中国自動車メーカーのBYDと蔚来(NIO)が、9月下旬から相次ぎヨーロッパ進出計画を発表した。2社とも一般向けの商品販売以外の事業も手掛ける模様である。
BYDは、カーリース会社のSIXTに対して今後6年以内に新エネ車を計10万台以上販売する。最初のEV数千台は今年第四四半期から納入開始し、当面はドイツ、イギリス、フランス、オランダに流通させる。
関係者によると、「リース会社に10万台売るということは、単にヨーロッパで10万台分の売上を出すのにとどまらず、今後街中に続々と車が見られることでヨーロッパでのBYDの知名度や注目度が高まる」と述べている。
一方の蔚来は「地元密着」を狙う。10月8日に行われたNIO Berlinで、「ドイツ、オランダ、スウェーデン、デンマークで製品やサービス体系、新たなビジネスモデルを定着させる」と発表した。また、すでにヨーロッパのカーリース最大手LeasePlanとサブスクリプションでのリースを進めることで合意している。

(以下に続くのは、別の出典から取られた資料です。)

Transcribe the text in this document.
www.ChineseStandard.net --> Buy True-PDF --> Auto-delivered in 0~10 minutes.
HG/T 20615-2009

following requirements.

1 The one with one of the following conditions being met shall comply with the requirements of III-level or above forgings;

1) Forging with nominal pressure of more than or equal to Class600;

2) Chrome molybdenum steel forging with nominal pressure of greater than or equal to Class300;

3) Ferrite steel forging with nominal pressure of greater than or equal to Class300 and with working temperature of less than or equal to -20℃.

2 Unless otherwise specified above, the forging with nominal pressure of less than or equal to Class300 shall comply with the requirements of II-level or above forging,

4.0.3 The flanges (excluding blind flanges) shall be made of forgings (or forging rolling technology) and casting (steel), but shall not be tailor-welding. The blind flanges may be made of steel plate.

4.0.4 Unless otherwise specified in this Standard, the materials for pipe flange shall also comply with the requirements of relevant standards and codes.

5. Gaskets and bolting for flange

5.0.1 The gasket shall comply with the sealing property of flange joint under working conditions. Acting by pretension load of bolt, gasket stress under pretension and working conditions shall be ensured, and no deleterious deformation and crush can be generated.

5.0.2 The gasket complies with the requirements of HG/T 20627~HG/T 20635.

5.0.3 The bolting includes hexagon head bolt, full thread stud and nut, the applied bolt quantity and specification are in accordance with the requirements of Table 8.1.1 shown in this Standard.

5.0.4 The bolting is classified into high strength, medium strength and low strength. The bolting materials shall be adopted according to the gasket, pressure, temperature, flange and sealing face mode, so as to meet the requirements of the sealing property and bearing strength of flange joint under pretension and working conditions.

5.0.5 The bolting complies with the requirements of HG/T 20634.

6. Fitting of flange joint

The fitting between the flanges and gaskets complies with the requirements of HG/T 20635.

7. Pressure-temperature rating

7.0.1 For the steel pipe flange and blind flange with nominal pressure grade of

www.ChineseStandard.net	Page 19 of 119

蔚来の秦力洪(Qin Li Hong)総裁は、ドイツなどヨーロッパ4か国で実行している「サブスク方式」は「トータルカバー」という新たなビジネスモデルを目指すものと言う。李斌社長は、「他の自動車メーカーのモデルとは違い、これら4か国におけるリース料は充電以外すべて込みである。他社の場合は車の分とそれ以外のサービスが別である」と言い、車自体がサービスとなるという。

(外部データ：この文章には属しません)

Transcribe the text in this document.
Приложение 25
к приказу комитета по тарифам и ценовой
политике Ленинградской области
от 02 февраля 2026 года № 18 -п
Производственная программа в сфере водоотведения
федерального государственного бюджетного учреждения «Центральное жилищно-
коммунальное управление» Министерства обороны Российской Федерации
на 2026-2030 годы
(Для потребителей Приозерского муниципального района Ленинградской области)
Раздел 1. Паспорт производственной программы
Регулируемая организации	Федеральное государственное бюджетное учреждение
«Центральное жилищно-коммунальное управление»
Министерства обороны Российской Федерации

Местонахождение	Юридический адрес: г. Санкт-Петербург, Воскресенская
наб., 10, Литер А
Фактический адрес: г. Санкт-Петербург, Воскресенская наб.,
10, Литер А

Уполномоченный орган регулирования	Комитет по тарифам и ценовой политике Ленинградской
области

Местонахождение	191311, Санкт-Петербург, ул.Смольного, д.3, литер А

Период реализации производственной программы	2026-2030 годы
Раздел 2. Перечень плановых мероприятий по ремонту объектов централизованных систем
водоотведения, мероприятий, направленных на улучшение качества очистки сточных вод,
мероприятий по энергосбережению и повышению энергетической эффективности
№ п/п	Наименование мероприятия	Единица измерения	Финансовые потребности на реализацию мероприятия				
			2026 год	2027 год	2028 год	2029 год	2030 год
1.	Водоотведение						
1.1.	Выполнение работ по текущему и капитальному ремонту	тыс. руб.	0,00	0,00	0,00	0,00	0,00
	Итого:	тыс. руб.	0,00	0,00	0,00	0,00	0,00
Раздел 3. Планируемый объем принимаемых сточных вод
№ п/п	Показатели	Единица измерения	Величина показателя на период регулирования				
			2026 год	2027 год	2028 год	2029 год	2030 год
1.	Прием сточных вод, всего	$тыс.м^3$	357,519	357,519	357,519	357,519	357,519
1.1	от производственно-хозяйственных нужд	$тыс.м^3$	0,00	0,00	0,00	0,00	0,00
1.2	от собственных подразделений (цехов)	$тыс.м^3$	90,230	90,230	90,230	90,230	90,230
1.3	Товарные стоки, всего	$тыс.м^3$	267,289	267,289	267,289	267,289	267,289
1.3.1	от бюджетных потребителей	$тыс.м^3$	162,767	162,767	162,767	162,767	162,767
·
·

ボストンコンサルティングのレポートでは、ヨーロッパやアメリカでのサブスク利用台数は2030年までに500万台~600万台になり、新車販売の15%を占めて市場価値は300億(4.37兆円)~400億ドル(5.83兆円)に達し、中でもヨーロッパが最大の市場となるという。ヨーロッパでは現在、D、E、Fクラスの主な高級車市場で、サブスクやリースなど利用権方式によるものが60%を占めている。